Marseillan or à la recherche du temps perdu

It is my theory that small harbor towns and seaside villages all over Europe are much alike. They smell of brine & seaweed and diesel fuel and they’re all a little shabby. But most of all, they generate music, if only to my ears. The rhythmic sounds of gently lapping wavelets against stone piers, the sharp tattoo of rigging snapping against masts and yards in the ever blowing breezes, mingling with the occasional, lazy putt-putt of a two-stroke outboard engine, which may drown out the flapping of gull’s wings, but never their piercing cries. Being a sailor at heart, I close my eyes, inhale deeply, listen closely and feel at home, irrespective of actual location.

‘Remembrance of Things Past’ is a fitting title for our recent excursion to Marseillan, a formerly sleepy fishing village on a vast saltwater lagoon called Étang de Thau, in spitting distance to the Mediterranean Sea. I was there last more than 45 years ago, and let me tell you – it has changed big time! While all these years have left their immutable marks on me, Marseillan has rejuvenated itself, has cleaned up, spruced up and painted its walls in fresh coats of soft pastel colors. Marseillan’s polished appearance was a big surprise to me.

Marseillan, Agde, Cap d’Agde and Sète are well known coastal destinations near Béziers in Hérault. The famous Canal du Midi terminates here, Cap d’Agde hosts the world’s largest nudist camp and the d’Étang de Thau provides enough oysters to keep everyone going – a typical Mediterranean coastal paradise, which we wanted to see with our visiting friends. And I was curious if I would recognize any of it after such a long time. Thanks to my phone’s GPS directions we quickly found a handy parking lot right next to a very posh apartment building under construction.


As I was eager to see the old harbor again and we were all hungry, we set off for the waterfront in search of a restaurant.

The yacht harbor









We have had several recommendations for a place called La Ferme Marine, where one gorges oneself on a never-ending supply of raw & prepared seafood.  But since two in our party were neither enthusiastic oyster lovers nor sea snail aficionados, we picked the lovely La Pacheline for our lunch instead.

From the glass-enclosed terrace of La Pacheline, I had a clear view across the old harbor to the hotel in which we stayed all those decades ago. The hotel and the harbor for that matter looked exactly as I remembered it, yet not. The large Haussmann style ‘Maison Maître’, being the tallest building on the block, was easy to identify. Even the blue doors and wrought iron railings were the same. But it looked like this entire section of town had received a facelift of major proportions.
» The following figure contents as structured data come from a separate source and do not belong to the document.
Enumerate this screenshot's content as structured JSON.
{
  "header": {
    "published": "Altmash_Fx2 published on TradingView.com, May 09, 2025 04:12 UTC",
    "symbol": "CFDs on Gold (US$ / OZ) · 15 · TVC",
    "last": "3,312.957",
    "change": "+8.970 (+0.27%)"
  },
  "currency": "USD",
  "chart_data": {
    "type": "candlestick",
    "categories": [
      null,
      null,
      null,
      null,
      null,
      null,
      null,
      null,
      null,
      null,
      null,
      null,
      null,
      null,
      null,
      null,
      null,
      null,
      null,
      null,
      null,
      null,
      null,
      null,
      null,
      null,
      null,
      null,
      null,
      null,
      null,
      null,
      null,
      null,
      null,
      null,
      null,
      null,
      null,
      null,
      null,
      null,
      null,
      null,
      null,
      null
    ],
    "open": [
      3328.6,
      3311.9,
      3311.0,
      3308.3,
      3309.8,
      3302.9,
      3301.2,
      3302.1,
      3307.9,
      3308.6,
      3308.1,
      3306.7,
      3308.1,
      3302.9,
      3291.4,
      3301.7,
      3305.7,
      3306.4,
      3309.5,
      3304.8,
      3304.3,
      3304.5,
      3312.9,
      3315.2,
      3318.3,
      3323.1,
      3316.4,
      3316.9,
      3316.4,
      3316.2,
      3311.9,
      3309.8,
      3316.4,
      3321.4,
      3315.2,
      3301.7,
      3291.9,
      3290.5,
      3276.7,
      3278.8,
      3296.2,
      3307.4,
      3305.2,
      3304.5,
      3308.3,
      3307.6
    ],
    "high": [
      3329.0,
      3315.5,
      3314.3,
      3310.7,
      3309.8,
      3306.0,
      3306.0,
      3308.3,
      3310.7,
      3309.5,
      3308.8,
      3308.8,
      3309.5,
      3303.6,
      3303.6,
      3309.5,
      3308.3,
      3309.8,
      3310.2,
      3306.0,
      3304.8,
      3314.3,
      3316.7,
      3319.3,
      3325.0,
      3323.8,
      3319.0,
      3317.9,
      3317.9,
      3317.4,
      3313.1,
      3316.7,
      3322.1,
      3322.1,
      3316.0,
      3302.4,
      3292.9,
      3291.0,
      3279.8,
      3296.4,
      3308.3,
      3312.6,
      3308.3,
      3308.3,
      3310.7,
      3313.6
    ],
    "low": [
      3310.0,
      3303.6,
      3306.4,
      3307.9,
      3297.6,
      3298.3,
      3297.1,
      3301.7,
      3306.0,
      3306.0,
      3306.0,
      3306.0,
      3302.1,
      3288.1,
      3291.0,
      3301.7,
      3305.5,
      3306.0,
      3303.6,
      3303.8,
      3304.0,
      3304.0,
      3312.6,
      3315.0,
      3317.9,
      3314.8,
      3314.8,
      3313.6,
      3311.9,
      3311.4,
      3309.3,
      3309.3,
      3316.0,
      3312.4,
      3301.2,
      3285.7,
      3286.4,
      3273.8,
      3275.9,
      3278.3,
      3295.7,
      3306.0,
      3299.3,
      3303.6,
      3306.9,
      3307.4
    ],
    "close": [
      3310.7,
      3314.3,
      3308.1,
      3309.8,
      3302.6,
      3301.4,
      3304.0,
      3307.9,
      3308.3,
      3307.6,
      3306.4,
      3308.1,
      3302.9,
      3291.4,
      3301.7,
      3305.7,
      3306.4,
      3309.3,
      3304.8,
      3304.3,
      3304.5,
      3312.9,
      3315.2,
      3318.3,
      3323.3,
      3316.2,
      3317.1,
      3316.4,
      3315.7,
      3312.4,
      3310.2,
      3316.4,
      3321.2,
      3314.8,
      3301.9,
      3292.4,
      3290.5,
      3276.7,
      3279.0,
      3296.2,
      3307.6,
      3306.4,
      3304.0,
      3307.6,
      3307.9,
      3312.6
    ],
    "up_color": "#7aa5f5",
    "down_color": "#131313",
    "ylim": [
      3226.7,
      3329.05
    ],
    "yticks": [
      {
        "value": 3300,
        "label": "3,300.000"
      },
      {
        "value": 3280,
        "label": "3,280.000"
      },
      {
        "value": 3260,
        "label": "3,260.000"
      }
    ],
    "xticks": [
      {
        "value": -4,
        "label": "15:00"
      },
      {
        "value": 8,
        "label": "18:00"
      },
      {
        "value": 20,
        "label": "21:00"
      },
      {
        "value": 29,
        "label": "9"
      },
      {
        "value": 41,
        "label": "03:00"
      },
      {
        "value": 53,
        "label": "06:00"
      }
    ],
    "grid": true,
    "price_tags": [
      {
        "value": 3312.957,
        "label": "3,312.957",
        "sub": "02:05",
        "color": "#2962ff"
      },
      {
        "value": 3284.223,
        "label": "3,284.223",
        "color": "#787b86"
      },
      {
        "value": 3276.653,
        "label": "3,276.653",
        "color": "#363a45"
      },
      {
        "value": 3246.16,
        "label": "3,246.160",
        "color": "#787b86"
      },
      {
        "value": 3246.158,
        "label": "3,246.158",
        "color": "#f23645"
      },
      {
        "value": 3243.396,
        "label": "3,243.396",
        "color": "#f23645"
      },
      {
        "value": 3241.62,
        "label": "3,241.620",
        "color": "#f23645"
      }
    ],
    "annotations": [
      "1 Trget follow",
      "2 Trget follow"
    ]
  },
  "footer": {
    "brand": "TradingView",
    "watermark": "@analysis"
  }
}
Where there had been a dusty, grungy old fishing pier waterfront, everything was now fresh-out-of-the-dishwasher sparkling clean and shiny.

Lunch at La Pacheline – delicious!

Somewhat disconcerting. But a delicious lunch with a glass of wine allowed for emotional adjustment to the new & improved Marseillan. After lunch, we took a leisurely walk around the harbor area, enjoying the sights, as well as some fun shops, along the way.
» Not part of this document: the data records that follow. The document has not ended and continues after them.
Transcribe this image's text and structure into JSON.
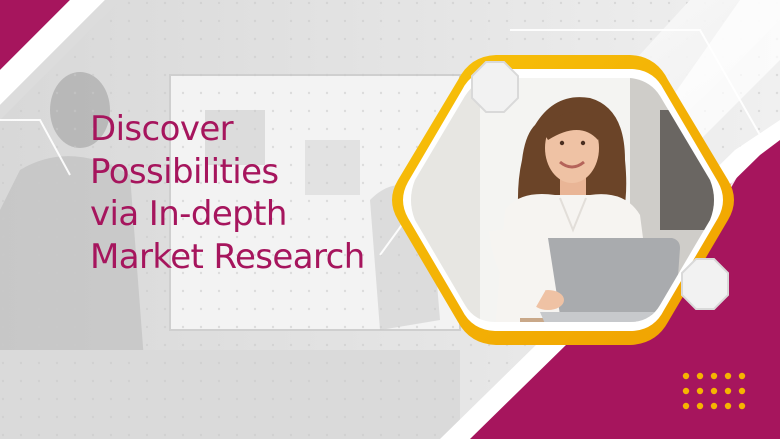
{
  "banner": {
    "headline_lines": [
      "Discover",
      "Possibilities",
      "via In-depth",
      "Market Research"
    ]
  },
  "colors": {
    "magenta": "#a6155d",
    "gold": "#f5b400",
    "background": "#ececec",
    "dots": "#f5b400"
  },
  "icons": {
    "hexagon_small": "hexagon-icon",
    "dot_grid": "dot-grid-icon"
  }
}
Such beauty. When we stayed here, it was just the old harbor hotel and the blue was faded and dull. But the rooms were very large, with high ceilings, thus comfortable in the summer heat. The hotel closed many years ago, a nearby shop owner told me. The renovated building was apparently turned into charming apartments – indubitably very expensive charming apartments! The ground floor, where the hotel dining room used to be, is now a highly rated restaurant aptly called ‘Le Château du Port’.



This door, formerly the entrance to the hotel, I remember especially well. During our vacation back then, we suffered, and I mean that literally, through a couple of days of Sirocco. This almost hurricane force wind carries sand from the Sahara desert to southern Europe’s coastal regions. The sand penetrates everywhere and sandblasts your skin quite painfully. It’s impossible to enjoy any outdoor activity during a Sirocco, but we must have been out anyway, because I remember, how unpleasant it was to have sandy grit between your teeth and sand-caked eyelids. Upon returning to the hotel, it took two people, jointly using their combined body weight, to push that big, blue door shut against the force of the wind. 

A well-loved tourist destination in Marseillan is the Noilly Prat distillery. We casually strolled into their visitor center, checking out displays, when we were politely asked to leave. We hadn’t bought any tickets for the guided tour, you see. Of course, we immediately stumbled into their sales room just a block down the road.

old vats
The slightly outdated filing system

Just walking around the town was great fun,

until it was time to return to the car for the journey back to Pézenas.